"There is a small chance that homes and businesses could be flooded quickly, with damage to some buildings from floodwater, lightning strikes, hail or strong winds".
Hot temperatures in England have created the flawless conditions for the severe stormy weather which is set to cause travel chaos this weekend.
Met Office chief meteorologist Frank Saunders said: "Up until Monday, thunderstorm warnings cover much of England and Wales, with parts of southern England and South Wales seeing the greatest likelihood of impacts".
The Met Office has issued a storm warning across the United Kingdom for the next five days.
Devon and Somerset Fire and Rescue Service said on Twitter it had received numerous calls relating to flooding in properties in Devon, with some residents reporting up to 18 inches of water inside their properties.
Drivers were caught by flash flooding following "biblical rain and hail" on the M25, as one onlooker said that more than 20 cars looked as if they were stranded and that the water was feet-high in some areas.
Some 10 flood alerts covering areas in the West Midlands were issued by the Environment Agency on Wednesday evening, alongside three flood warnings - meaning immediate action is required.
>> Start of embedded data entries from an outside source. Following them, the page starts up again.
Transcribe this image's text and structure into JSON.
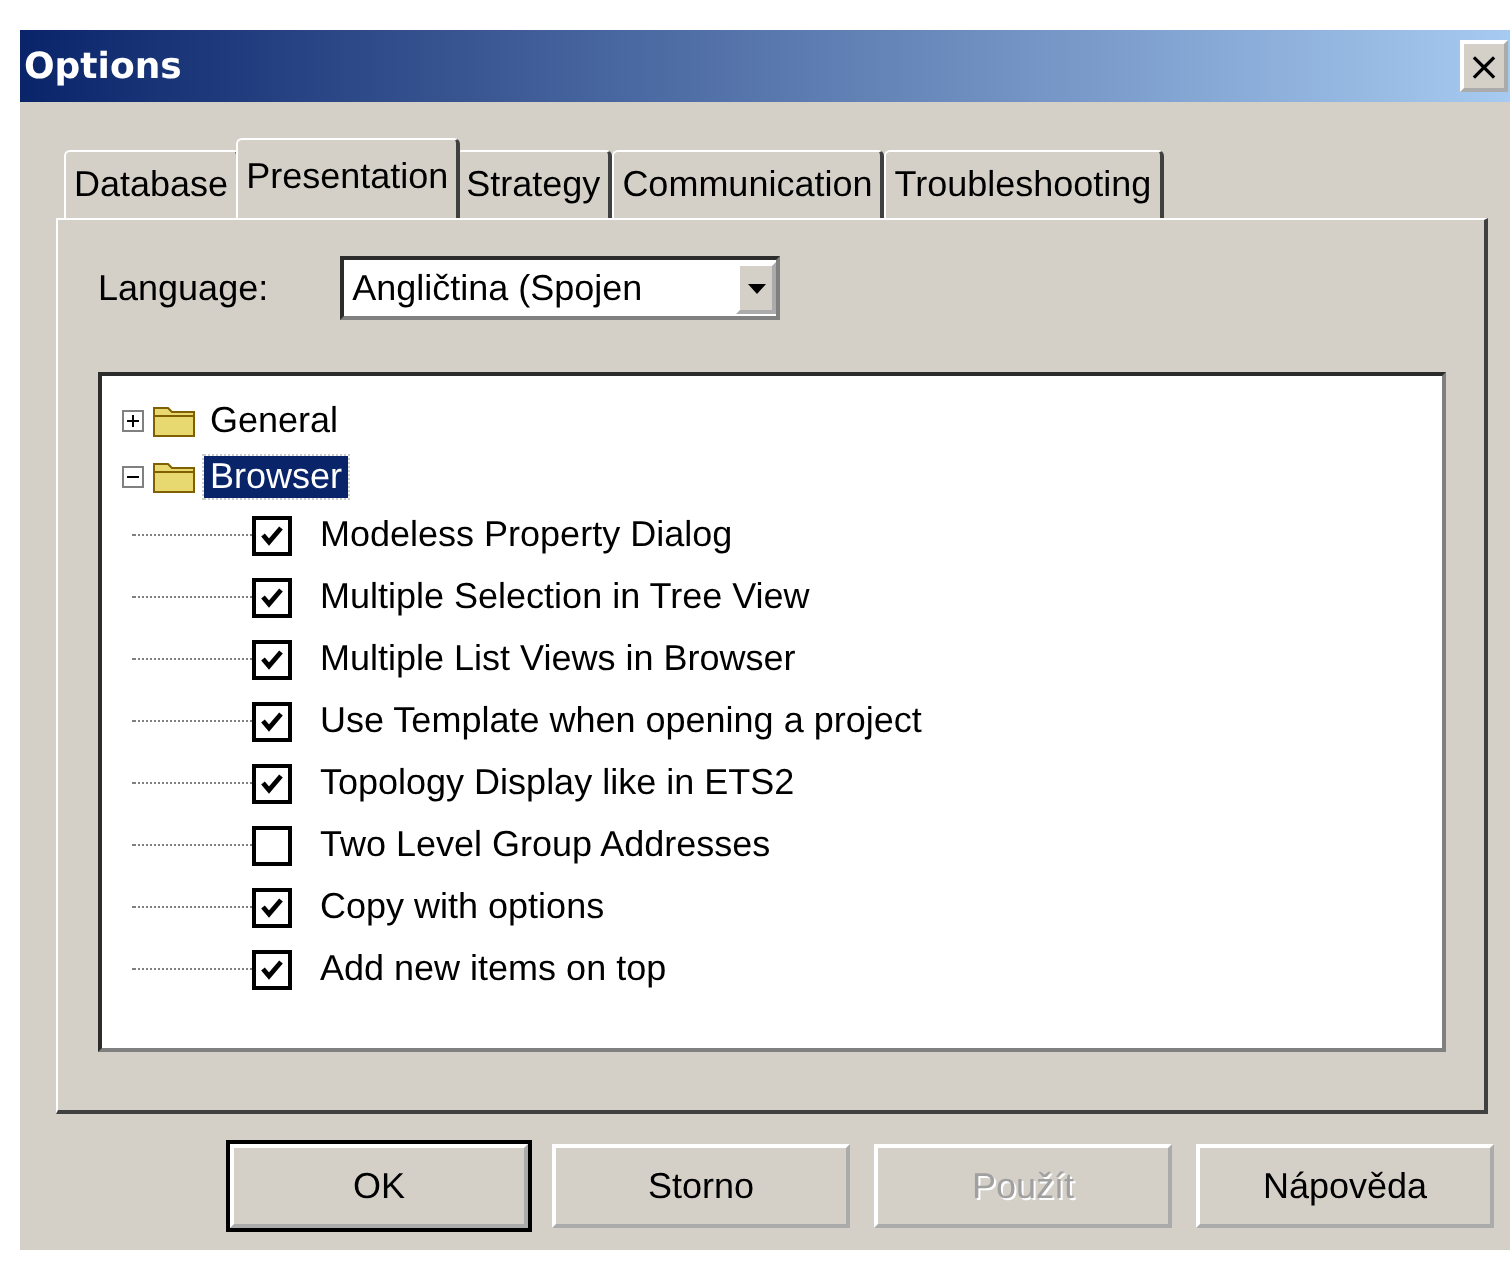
{
  "window": {
    "title": "Options",
    "close": "×"
  },
  "tabs": [
    {
      "label": "Database",
      "selected": false
    },
    {
      "label": "Presentation",
      "selected": true
    },
    {
      "label": "Strategy",
      "selected": false
    },
    {
      "label": "Communication",
      "selected": false
    },
    {
      "label": "Troubleshooting",
      "selected": false
    }
  ],
  "language": {
    "label": "Language:",
    "value": "Angličtina (Spojen"
  },
  "tree": [
    {
      "label": "General",
      "expanded": false,
      "selected": false
    },
    {
      "label": "Browser",
      "expanded": true,
      "selected": true,
      "children": [
        {
          "label": "Modeless Property Dialog",
          "checked": true
        },
        {
          "label": "Multiple Selection in Tree View",
          "checked": true
        },
        {
          "label": "Multiple List Views in Browser",
          "checked": true
        },
        {
          "label": "Use Template when opening a project",
          "checked": true
        },
        {
          "label": "Topology Display like in ETS2",
          "checked": true
        },
        {
          "label": "Two Level Group Addresses",
          "checked": false
        },
        {
          "label": "Copy with options",
          "checked": true
        },
        {
          "label": "Add new items on top",
          "checked": true
        }
      ]
    }
  ],
  "buttons": [
    {
      "label": "OK",
      "default": true,
      "disabled": false
    },
    {
      "label": "Storno",
      "default": false,
      "disabled": false
    },
    {
      "label": "Použít",
      "default": false,
      "disabled": true
    },
    {
      "label": "Nápověda",
      "default": false,
      "disabled": false
    }
  ]
}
Biblical rain and hail.
Temperatures were cooler compared to the rest of the week, with the mercury reaching 29.6°C (85.3°F) in the village of Frittenden in Kent, according to forecaster Mr Box.
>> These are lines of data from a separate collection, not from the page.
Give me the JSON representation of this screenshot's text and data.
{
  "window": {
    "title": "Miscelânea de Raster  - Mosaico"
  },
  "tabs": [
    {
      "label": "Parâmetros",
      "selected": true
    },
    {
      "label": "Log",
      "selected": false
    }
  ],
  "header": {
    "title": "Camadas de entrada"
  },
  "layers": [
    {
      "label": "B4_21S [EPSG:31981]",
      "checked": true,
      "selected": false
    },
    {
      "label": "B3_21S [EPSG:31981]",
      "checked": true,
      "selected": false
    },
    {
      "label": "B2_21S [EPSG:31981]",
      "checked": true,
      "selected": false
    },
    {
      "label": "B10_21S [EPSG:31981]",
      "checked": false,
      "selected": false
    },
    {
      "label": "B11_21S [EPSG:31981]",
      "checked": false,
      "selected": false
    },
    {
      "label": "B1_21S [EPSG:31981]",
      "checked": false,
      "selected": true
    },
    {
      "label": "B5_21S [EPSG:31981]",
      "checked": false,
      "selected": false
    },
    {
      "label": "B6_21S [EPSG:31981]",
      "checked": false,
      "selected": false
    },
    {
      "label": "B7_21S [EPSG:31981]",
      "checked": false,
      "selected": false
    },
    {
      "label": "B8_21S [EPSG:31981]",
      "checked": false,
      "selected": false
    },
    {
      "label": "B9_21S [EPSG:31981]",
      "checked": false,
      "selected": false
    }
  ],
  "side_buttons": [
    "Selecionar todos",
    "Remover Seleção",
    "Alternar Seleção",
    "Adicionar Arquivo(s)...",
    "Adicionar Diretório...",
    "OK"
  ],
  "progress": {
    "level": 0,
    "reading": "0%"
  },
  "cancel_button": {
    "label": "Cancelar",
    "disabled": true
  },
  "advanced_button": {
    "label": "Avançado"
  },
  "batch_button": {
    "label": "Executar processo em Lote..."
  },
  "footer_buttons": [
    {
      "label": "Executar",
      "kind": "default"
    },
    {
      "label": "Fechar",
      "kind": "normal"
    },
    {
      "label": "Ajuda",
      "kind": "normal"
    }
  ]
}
Torrential downpours also brought road closures and widespread flooding across parts of the West Midlands, in particular.
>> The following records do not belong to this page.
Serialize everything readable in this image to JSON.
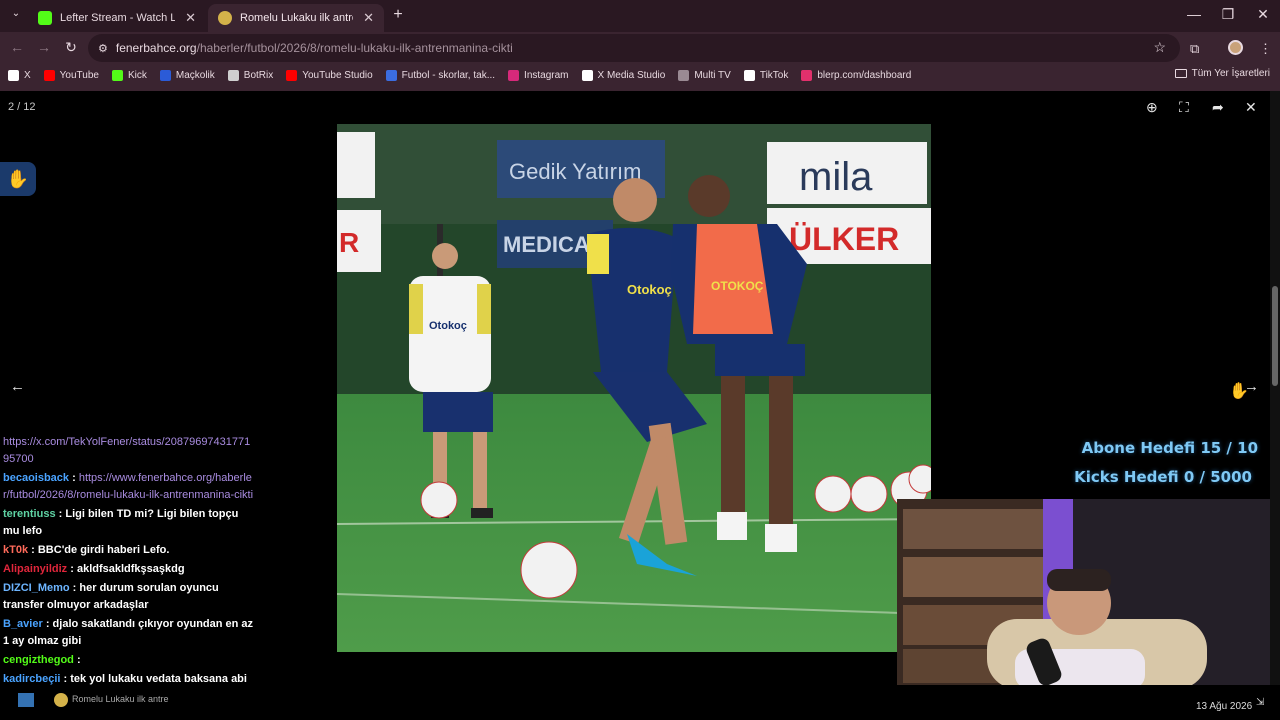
{
  "browser": {
    "tabs": [
      {
        "title": "Lefter Stream - Watch Live on K",
        "favicon_color": "#53fc18",
        "active": false
      },
      {
        "title": "Romelu Lukaku ilk antrenman",
        "favicon_color": "#d4b24a",
        "active": true
      }
    ],
    "new_tab_symbol": "+",
    "window": {
      "minimize": "—",
      "maximize": "❐",
      "close": "✕"
    },
    "url_host": "fenerbahce.org",
    "url_path": "/haberler/futbol/2026/8/romelu-lukaku-ilk-antrenmanina-cikti",
    "bookmarks": [
      {
        "label": "X",
        "color": "#ffffff"
      },
      {
        "label": "YouTube",
        "color": "#ff0000"
      },
      {
        "label": "Kick",
        "color": "#53fc18"
      },
      {
        "label": "Maçkolik",
        "color": "#2b5bd7"
      },
      {
        "label": "BotRix",
        "color": "#cfcfcf"
      },
      {
        "label": "YouTube Studio",
        "color": "#ff0000"
      },
      {
        "label": "Futbol - skorlar, tak...",
        "color": "#3b6de0"
      },
      {
        "label": "Instagram",
        "color": "#d6297a"
      },
      {
        "label": "X Media Studio",
        "color": "#ffffff"
      },
      {
        "label": "Multi TV",
        "color": "#9a8a93"
      },
      {
        "label": "TikTok",
        "color": "#ffffff"
      },
      {
        "label": "blerp.com/dashboard",
        "color": "#e2306c"
      }
    ],
    "all_bookmarks": "Tüm Yer İşaretleri"
  },
  "viewer": {
    "counter": "2 / 12",
    "photo_labels": {
      "banner1": "Gedik Yatırım",
      "banner2": "MEDICA",
      "banner3": "mila",
      "banner4": "ÜLKER",
      "banner5": "R",
      "shirt_sponsor": "Otokoç"
    }
  },
  "chat": [
    {
      "user": "",
      "user_color": "#ffffff",
      "text": "https://x.com/TekYolFener/status/2087969743177195700",
      "link": true
    },
    {
      "user": "becaoisback",
      "user_color": "#4aa3ff",
      "text": "https://www.fenerbahce.org/haberler/futbol/2026/8/romelu-lukaku-ilk-antrenmanina-cikti",
      "link": true
    },
    {
      "user": "terentiuss",
      "user_color": "#5fd3a4",
      "text": "Ligi bilen TD mi? Ligi bilen topçu mu lefo",
      "link": false
    },
    {
      "user": "kT0k",
      "user_color": "#ff6a5a",
      "text": "BBC'de girdi haberi Lefo.",
      "link": false
    },
    {
      "user": "Alipainyildiz",
      "user_color": "#e0263b",
      "text": "akldfsakldfkşsaşkdg",
      "link": false
    },
    {
      "user": "DIZCI_Memo",
      "user_color": "#6db5ff",
      "text": "her durum sorulan oyuncu transfer olmuyor arkadaşlar",
      "link": false
    },
    {
      "user": "B_avier",
      "user_color": "#4aa3ff",
      "text": "djalo sakatlandı çıkıyor oyundan en az 1 ay olmaz gibi",
      "link": false
    },
    {
      "user": "cengizthegod",
      "user_color": "#53fc18",
      "text": "",
      "link": false
    },
    {
      "user": "kadircbeçii",
      "user_color": "#4aa3ff",
      "text": "tek yol lukaku vedata baksana abi",
      "link": false
    }
  ],
  "overlay": {
    "sub_goal": "Abone Hedefi 15 / 10",
    "kicks_goal": "Kicks Hedefi 0 / 5000"
  },
  "taskbar": {
    "pinned": "Romelu Lukaku ilk antre",
    "date": "13 Ağu 2026"
  }
}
But the heatwave in southern England is set to continue, with London and the South East expecting temperatures of up to 36C (96.8F) on Wednesday.
Yellow thunderstorm warnings are in place for most of England and Wales for the next five days.
But in the south and west the sun will continue to bring warm temperatures and humid heat.
This month the United Kingdom has experienced five tropical nights and six continuous days of heatwave weather.